I have this chart made with ChartJS. I've gotten it to work so far, but, when adding more data such as 2 lines.. The tooltip looses it's colors. I'm talking about the white boxes to the left of the values:
As you can see theres 2 lines. One for earnings and one for deposits. The deposit is the one at the bottom and the earnings are at the top. Why is the white square white?

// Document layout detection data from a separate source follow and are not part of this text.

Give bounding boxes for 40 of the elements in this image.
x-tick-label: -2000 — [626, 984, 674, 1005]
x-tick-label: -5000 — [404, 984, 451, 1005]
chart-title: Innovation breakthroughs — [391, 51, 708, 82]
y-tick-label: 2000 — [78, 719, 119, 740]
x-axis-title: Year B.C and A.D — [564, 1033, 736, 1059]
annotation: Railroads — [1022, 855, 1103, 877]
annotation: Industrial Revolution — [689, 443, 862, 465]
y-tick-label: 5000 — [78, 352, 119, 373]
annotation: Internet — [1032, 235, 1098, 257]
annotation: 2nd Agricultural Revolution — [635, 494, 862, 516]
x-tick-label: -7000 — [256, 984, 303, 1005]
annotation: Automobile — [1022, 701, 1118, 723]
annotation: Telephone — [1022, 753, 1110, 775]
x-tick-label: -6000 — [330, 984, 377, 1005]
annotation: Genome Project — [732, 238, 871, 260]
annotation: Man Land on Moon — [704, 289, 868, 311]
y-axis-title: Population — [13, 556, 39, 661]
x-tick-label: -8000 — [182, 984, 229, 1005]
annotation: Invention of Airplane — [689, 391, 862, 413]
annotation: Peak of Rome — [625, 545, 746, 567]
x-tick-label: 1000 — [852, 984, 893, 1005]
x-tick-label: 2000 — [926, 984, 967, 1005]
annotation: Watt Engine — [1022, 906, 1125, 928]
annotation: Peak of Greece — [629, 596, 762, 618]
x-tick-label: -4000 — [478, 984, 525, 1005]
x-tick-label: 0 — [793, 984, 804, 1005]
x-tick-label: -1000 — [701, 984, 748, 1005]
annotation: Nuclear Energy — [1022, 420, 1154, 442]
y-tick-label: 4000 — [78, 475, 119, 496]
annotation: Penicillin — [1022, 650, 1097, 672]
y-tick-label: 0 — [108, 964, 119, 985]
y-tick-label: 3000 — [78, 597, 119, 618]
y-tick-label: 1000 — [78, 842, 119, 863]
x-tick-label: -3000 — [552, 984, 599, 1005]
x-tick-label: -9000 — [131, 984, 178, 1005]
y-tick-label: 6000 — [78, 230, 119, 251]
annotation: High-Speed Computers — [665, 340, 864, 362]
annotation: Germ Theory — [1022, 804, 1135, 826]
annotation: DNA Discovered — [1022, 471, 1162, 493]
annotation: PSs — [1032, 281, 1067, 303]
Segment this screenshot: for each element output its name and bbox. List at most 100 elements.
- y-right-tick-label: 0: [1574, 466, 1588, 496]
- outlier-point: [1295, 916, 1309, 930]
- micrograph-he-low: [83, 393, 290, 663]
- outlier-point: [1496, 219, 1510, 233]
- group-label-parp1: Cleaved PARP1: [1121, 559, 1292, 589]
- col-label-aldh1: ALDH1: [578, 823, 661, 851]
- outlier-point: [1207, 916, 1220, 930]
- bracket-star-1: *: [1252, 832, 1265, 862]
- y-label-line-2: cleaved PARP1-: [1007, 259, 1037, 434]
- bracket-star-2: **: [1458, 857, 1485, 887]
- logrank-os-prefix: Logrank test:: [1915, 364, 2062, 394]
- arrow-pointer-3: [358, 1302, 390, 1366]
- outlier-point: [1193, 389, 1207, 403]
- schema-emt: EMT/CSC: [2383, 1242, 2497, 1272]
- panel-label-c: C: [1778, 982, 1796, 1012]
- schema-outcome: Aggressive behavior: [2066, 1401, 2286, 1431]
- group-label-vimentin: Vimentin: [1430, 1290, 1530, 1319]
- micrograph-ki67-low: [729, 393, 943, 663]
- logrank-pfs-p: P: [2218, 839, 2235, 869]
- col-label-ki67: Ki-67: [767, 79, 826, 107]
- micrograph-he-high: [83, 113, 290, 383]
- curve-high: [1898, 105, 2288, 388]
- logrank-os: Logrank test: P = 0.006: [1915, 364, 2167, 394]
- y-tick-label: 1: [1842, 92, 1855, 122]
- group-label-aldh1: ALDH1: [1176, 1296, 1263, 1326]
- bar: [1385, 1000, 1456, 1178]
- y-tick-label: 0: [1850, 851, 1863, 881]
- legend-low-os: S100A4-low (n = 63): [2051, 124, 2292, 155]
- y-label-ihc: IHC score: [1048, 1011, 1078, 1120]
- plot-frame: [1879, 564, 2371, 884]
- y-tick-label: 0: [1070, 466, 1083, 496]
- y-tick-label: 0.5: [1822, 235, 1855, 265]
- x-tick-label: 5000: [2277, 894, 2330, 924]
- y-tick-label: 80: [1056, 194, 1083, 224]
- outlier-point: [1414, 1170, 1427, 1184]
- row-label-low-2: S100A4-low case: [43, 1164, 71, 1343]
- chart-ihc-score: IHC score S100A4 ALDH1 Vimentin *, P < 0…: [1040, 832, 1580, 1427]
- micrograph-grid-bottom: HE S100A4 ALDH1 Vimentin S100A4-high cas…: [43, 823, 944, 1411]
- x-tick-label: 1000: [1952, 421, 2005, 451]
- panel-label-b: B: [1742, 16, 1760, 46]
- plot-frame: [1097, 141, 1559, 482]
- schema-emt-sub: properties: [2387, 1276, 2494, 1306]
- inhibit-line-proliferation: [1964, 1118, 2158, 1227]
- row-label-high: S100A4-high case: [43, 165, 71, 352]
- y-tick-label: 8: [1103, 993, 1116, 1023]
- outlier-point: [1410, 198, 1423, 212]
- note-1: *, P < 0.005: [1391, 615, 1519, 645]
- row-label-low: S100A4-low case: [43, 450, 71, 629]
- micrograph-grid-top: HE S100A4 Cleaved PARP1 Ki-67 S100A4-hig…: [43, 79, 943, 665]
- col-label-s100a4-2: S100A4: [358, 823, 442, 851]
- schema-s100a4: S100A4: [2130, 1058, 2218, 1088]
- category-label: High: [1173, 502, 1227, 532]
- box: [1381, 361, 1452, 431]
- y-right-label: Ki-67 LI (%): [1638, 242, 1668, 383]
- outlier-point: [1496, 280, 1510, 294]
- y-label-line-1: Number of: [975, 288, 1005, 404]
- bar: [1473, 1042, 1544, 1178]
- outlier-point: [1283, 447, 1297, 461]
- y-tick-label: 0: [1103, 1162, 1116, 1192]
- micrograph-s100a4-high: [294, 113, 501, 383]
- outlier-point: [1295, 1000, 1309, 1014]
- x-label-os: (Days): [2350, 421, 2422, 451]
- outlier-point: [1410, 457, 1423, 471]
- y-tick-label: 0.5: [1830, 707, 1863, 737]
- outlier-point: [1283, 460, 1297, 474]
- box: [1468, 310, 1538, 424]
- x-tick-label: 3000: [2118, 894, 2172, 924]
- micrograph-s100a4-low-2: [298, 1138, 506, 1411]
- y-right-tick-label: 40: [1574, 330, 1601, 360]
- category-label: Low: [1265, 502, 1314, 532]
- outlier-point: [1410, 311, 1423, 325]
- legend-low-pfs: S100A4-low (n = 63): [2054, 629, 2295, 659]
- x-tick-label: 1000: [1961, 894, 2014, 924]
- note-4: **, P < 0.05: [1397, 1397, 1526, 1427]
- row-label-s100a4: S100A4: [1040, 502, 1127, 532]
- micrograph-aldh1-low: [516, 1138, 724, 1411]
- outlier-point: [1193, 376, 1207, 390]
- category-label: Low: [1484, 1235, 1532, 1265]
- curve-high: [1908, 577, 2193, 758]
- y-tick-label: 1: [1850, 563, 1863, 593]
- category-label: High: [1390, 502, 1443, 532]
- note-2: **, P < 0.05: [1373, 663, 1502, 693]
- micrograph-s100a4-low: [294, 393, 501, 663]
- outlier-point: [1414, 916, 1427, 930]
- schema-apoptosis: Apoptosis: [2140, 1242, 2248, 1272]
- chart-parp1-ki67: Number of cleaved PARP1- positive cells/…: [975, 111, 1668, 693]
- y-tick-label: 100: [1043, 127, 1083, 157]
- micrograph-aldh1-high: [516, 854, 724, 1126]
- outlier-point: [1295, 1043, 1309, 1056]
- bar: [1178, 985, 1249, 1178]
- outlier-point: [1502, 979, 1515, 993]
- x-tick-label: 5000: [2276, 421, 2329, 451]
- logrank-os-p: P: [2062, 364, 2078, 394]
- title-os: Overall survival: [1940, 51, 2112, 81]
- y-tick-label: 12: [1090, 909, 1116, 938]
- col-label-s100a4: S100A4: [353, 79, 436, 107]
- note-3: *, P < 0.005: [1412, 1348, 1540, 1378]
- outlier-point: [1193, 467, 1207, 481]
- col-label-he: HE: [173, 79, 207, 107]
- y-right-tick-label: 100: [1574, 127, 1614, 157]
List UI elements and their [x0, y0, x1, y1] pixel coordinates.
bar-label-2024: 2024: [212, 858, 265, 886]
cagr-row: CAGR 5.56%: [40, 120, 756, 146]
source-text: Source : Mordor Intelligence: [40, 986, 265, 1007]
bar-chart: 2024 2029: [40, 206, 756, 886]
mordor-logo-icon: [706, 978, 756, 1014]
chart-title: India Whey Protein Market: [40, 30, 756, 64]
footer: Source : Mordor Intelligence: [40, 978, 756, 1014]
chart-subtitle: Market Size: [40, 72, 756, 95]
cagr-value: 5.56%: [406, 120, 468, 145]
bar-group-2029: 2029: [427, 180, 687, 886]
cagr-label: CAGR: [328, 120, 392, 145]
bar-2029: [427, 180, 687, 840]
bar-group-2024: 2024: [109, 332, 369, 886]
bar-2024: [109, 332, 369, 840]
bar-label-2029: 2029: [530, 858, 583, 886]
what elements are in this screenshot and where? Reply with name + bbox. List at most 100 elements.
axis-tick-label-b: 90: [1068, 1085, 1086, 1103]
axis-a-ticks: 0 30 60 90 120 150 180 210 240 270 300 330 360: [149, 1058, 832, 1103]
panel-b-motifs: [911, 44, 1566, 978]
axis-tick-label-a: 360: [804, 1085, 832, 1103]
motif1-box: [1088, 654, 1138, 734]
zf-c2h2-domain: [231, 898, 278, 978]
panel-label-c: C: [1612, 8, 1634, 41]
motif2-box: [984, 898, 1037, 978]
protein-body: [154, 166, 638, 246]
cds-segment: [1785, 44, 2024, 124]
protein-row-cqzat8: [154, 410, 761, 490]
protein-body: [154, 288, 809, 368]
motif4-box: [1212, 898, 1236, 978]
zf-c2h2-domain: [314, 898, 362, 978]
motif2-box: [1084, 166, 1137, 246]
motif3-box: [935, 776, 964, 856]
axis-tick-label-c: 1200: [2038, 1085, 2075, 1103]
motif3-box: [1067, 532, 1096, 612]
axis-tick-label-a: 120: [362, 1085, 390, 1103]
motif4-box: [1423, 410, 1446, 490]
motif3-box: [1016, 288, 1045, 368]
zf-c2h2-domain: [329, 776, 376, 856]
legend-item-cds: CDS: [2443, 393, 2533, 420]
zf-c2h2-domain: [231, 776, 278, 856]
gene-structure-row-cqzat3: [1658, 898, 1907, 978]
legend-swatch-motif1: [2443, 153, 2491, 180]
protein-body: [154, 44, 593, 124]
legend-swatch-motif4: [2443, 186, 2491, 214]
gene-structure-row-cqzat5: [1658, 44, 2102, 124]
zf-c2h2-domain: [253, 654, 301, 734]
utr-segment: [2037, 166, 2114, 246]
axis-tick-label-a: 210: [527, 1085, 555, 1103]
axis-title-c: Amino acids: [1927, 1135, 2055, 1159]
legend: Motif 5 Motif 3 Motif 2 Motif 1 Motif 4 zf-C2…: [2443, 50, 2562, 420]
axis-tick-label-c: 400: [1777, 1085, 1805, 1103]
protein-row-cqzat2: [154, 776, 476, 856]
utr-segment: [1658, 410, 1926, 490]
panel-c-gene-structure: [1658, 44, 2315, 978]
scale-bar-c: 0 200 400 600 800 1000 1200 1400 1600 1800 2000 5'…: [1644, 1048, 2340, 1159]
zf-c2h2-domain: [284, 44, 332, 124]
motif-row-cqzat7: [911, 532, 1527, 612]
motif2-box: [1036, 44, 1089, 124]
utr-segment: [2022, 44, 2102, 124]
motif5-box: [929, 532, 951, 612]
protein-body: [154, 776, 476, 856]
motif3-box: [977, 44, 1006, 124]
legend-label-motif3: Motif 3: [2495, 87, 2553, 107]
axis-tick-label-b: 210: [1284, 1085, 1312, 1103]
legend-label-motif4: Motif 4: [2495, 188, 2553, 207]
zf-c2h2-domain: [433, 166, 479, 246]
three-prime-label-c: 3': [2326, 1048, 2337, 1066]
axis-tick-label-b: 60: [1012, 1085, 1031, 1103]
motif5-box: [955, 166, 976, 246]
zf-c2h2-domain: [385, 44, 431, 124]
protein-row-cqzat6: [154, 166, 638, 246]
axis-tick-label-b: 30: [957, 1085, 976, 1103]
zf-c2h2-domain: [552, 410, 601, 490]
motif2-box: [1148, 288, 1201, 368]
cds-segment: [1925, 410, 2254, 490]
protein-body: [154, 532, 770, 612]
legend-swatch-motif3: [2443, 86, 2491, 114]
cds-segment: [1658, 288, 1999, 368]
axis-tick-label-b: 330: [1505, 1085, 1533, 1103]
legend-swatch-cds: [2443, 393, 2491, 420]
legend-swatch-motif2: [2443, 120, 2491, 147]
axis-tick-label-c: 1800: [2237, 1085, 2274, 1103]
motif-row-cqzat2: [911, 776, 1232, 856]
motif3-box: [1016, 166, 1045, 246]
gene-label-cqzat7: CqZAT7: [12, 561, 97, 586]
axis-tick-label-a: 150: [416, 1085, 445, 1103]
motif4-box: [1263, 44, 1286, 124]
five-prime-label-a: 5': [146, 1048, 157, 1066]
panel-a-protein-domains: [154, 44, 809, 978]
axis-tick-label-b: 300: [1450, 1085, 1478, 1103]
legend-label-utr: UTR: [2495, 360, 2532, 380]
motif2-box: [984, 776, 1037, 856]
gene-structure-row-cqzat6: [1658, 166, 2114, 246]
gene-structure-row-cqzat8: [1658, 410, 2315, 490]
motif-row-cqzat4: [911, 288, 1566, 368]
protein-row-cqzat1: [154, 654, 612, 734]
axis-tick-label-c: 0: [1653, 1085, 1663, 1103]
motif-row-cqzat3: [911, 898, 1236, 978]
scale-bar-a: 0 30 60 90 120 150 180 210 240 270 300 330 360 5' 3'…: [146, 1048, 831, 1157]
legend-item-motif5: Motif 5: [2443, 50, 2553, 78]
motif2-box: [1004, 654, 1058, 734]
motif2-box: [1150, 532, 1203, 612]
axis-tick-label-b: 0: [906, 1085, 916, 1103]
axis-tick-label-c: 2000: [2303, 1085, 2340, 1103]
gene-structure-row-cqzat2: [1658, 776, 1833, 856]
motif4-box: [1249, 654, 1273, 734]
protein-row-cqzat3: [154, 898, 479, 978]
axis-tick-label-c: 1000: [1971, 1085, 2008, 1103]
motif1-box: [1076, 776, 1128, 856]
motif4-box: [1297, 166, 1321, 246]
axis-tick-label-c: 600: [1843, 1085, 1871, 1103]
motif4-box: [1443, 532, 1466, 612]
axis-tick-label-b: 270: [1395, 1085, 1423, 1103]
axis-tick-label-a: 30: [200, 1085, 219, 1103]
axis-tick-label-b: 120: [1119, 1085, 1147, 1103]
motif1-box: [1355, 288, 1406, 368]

It should be same as the line?
Here's my code:
Chart:
var ctx = document.getElementById('orders_graph').getContext('2d');
var Order_chart = new Chart(ctx, {
// The type of chart we want to create
type: 'line',
// The data for our dataset
data: {
labels: [], // months
datasets: [{
label: 'Fortjenelse',
data: []
}]
},
// Configuration options go here
options:
{
responsive: true,
hover: {
mode: 'index',
intersect: false
},
spanGaps: true,
legend: {
display: false
},
tooltips: {
mode: 'index',
intersect: false,
callbacks: {
label: function(tooltipItem) {
return ' '+tooltipItem.yLabel+' DKK';
}
}
},
layout: {
// padding: { left: 0, right: 0, top: 10, bottom: 30}
},
scales:{
xAxes: [{
display: true //this will remove all the x-axis grid lines
}],
yAxes: [{
display: true, //this will remove all the x-axis grid lines
stacked: false,
ticks: {
beginAtZero: true
},
}],
}
}
});
Passing the data to the chart:
Order_chart.data.labels = order_array_parent_index;
Order_chart.data.datasets = [{
// Fortjenelse med renter
label: 'Profit',
data: order_array_parent,
fill: false,
lineTension: 0,
backgroundColor: [
'rgba(113, 217, 98, 0.2)',
],
borderColor: [
'rgba(113, 217, 98, 1)',
],
},
{
// Deposited amount
label: 'Deposit',
data: order_array_parent_deposits,
fill: false,
lineTension: 0,
backgroundColor: [
'rgba(255, 223, 82, 0.2)',
],
borderColor: [
'rgba(255, 223, 82, 1)',
],
},
]
Order_chart.update();
Any ideas on how to solve this?
Going through the Chart.js documentation, it seems like the tooltip bgColor isn't in an array, but just a color param. Try changing backgroundColor: [ the color ]
to backgroundColor: 'rgba(x,x,x,x)'
I don't have Chart.js, so I can't test, but I think that'll sort you.